Campbell believes that the underlying infrastructure of the Internet is basically flawed. "It was not designed to be secure," she said. "While it is was designed to operate originally in a secure environment, but a controlled military setting, not in a commercial almost totally uncontrolled and open context with massive amounts of expansion and growth in users. The original designers could never have dreamed it would become so large or so widely adopted."
Rather than deploy point solutions to the Internet to expand it beyond its original design parameters, maybe it is time, she said, to look at alternative structures now under investigation, for example, models based on the biological immune response. Or an approach with models that distribute "responsibility" to enforce security to every object in the system so that the compromise of one object does not expose the entire system. "There are much more robust mechanisms on which to build a secure network based computing environment than what we have currently," she said.
Willian Wulf, professor of engineering and applied science in the Department of Computer Science at the University of Virginia, is even more emphatic. His opinion is that current system is flawed because the strategic assumptions upon which it is based are outdated as are the responses to security breaches.
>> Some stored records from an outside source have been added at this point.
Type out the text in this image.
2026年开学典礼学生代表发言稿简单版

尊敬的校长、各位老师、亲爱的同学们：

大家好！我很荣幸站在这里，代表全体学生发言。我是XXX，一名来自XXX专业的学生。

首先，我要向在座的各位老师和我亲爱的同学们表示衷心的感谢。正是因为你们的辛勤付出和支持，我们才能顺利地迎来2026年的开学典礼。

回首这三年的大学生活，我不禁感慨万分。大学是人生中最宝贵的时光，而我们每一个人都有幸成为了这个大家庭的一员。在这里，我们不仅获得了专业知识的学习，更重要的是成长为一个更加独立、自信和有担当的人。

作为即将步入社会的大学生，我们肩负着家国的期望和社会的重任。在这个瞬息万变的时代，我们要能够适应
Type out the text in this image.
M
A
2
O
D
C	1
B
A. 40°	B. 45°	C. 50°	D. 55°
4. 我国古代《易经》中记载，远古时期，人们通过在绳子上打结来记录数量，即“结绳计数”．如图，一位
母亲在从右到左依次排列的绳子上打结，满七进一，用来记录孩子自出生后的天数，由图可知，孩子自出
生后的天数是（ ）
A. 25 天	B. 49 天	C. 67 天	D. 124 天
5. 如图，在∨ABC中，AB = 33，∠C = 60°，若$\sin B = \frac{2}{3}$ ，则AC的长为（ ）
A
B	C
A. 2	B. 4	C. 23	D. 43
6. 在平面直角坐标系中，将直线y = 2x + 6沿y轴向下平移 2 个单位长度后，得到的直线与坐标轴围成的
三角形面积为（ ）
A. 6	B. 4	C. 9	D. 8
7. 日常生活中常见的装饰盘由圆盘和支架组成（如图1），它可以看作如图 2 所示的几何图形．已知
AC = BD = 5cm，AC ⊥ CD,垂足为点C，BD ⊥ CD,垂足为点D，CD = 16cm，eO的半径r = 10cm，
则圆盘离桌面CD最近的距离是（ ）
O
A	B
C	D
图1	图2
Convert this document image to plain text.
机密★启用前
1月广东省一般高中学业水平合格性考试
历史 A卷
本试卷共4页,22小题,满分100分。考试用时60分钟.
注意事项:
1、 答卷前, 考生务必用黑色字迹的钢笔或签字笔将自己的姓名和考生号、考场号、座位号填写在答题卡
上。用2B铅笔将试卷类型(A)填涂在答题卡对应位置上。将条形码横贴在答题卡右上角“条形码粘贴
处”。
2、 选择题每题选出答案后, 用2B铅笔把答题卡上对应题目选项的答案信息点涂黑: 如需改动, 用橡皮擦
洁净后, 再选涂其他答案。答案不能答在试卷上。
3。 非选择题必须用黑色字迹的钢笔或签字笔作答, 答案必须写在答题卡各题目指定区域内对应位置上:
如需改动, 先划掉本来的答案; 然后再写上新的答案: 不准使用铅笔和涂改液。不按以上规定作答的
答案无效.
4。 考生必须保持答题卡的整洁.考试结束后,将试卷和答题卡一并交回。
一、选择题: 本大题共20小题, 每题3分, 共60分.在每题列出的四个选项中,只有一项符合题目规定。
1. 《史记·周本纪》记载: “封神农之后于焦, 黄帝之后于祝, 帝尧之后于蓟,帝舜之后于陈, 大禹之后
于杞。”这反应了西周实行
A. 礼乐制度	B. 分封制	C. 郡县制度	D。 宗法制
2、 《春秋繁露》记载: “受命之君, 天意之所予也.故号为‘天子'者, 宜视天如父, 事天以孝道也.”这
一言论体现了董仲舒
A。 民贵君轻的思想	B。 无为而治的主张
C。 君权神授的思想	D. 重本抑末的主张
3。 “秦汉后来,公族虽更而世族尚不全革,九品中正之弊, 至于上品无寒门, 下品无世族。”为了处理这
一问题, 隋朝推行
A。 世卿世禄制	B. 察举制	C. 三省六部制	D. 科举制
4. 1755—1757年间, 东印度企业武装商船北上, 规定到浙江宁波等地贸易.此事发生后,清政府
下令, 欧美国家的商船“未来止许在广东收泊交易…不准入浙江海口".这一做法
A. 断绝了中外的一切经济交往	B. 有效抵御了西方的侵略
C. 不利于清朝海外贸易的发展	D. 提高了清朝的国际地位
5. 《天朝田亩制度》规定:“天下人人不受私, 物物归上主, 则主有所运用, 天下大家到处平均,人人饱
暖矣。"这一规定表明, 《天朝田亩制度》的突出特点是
Most cyber security, he points out, are based on what he calls the "Maginot Line" model: the assumption that the "thing" we need to protect is inside the system, developing firewalls, cryptographic mechanisms, intrusion detection and virus detection to keep outside attackers from penetrating our defenses and gaining access or taking control of it.
This model of computer security has been used since the first mainframe operating systems, he pointed out, and like the Maginot Line is a fragile and inadequate defense. "No matter how formidable the defenses, the attacker can make an end run around them, and once inside, the entire system is compromised, " said Wulf. "The Maginot Line model is especially inappropriate in a networked environment, which does not have an 'inside' or 'outside' defined by the hardware." Moreover, he said, this model has never worked. "Every system built to protect a Maginot Line-type system has been compromised." While the immediate problems of protecting cyber systems can be patched by implementing "best practices," the fundamental problems with the model cannot. "After 40 years of trying to develop a foolproof system, it's time we realized that we are not likely to succeed. It's time to change the flawed inside-outside model of security," he said.